読書の愉楽

本の紹介を中心にいろいろ書いております。

BRUTUS(ブルータス) 2023年 9月1日号 No.991 『怖いもの見たさ。』

BRUTUS(ブルータス) 2023年 9月1日号 No.991[怖いもの見たさ。]

 普段、雑誌って買わないんだよねー。でも、これは買っちゃう。ほとんど丸々一冊ホラーガイドになってるっていうから、じっくり読んでみたいもんね。

 で、期待に違わずなかなかおもしろかったわけ。ガイドとして紹介されているのは、映画、ドラマ、アニメ、小説、漫画、ゲーム、怪談、お化け屋敷、YouTubeとさまざまなジャンルを網羅していて、各ジャンルのエキスパート達が1.0怖から5.0怖に分けて444の作品を紹介してくれている。ま、小説に関してはもともと好きなジャンルだからさほど目新しさはなかったし予想の範囲内だったんだけど、それでも何冊かはチェックしたし、映画もそこそこ知っている作品が多かったのだが、それ以外のジャンルについては発見また発見の連続で、気になった漫画など、現在では手に入らない作品もあってもどかしい思いをした。

 ホラーは、興味あるけどそこまでのマニアではないぼくにとって恰好の指南書だ。映像作品などノーチェックも多かったし、知ってはいてもスルーしてたのもあって、本書を読みながら映画の「ドーン・オブ・ザ・デッド」とかアニメの「整形水」とか雨穴の「変なA I」などを観て楽しんだ。日本昔ばなしの「とうせん坊」なんてほんとトラウマ回だよね。「飯降山」は以前から知っていたけど、あれとはまた違った衝撃だった。

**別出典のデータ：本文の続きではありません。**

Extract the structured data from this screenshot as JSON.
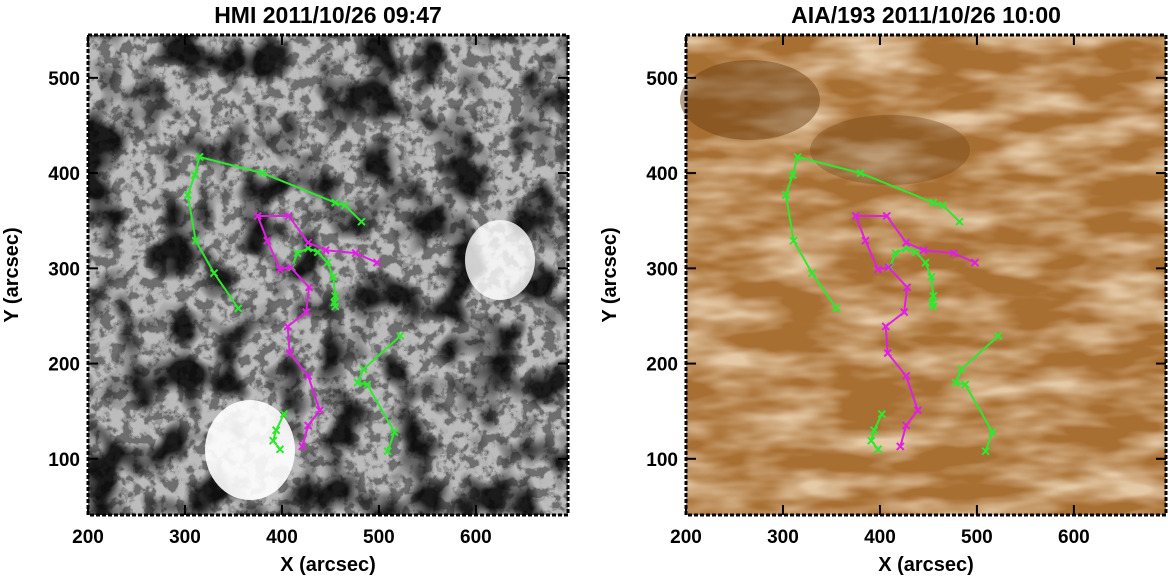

 ぼく自身の経験でいえば、ずぅーっと昔に観た寺山修司の「田園に死す」という映画がトラウマ級でいまだに映像が焼き付いている。でも何より戦慄したのはラストで男の人が叫ぶところだったのだが。子どもの頃に観たトラウマ映画がもう一つ「未来惑星ザルドス」という映画なのだがご存知?これ、ぼくが子どもの頃にしょっちゅうテレビでやっていた記憶があるのだが、ショーン・コネリーシャーロット・ランプリングそっちのけで、空に浮かぶあの巨大神像のビジュアルがもうトラウマ必須。あんなの子どもが観ちゃいかんよ!

 というわけで、封印されし曰く付きの怪談も袋綴じでついていて、頁の端には、稲川淳二のつぶやき怪談がついているし、なかなかお買い得の一冊なのであります。雑誌だから、足はやいよ。気になった方ははやく手にいれてねー。